Don’t Get Possessive
French-Owen: Amazon and Google and Microsoft have all come out with what they call managed databases. Effectively, they run the database for you and they back it up and tune it. They have a lot of control over it in ways that make your life easier. If you’d asked me six or seven years ago, I would’ve said, “Oh, no, you definitely want to run your own database because you have total control over that.” I think in today’s world, that’s actually a bad call. Amazon and Google and Microsoft have gotten so good at running so many databases for hundreds of thousands of companies, you should always sign up to have them run your database.
Kamsky: I’ve been a hands-on, you know, senior backend developer for years and years. And so I go, “But if I’m not running the database server, what if I need to debug something deep inside the guts?”

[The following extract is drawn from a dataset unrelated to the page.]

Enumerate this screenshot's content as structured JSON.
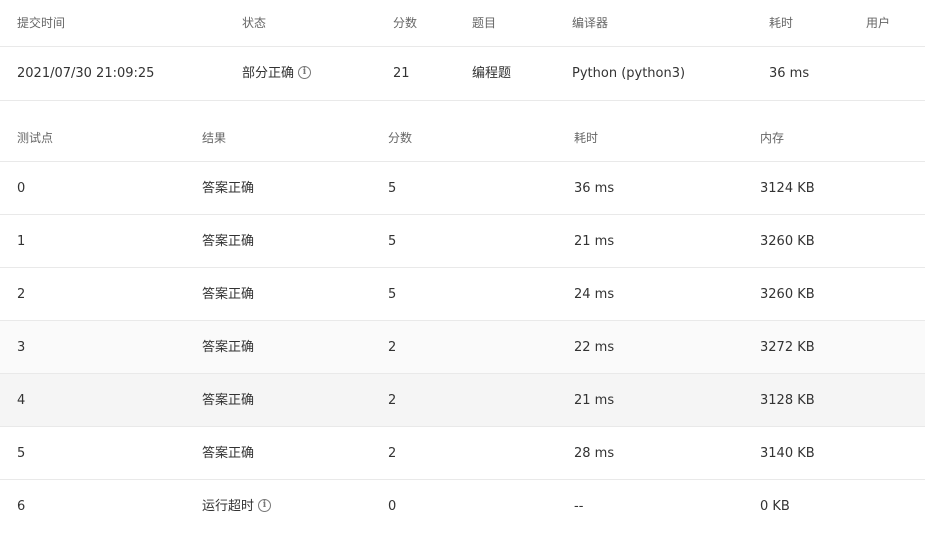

It turns out that it’s liberating. There are still a lot of people who undervalue the convenience of having somebody else responsible for the physical servers and the upgrades and the replacement of servers that fail and applying security patches. Don’t give up a massive amount of convenience for a possibility that you might need an amount of control that you don’t even really need. You can still get access to all the logs, and you can contact support and be like, “I need you to check X, Y, Z on this machine.” If it is a problem, just tell them, “Provision me a new machine.” Click a button and it’s done. I think that, in a few years, it’s just going to be inconceivable that we even considered hosting data centers ourselves.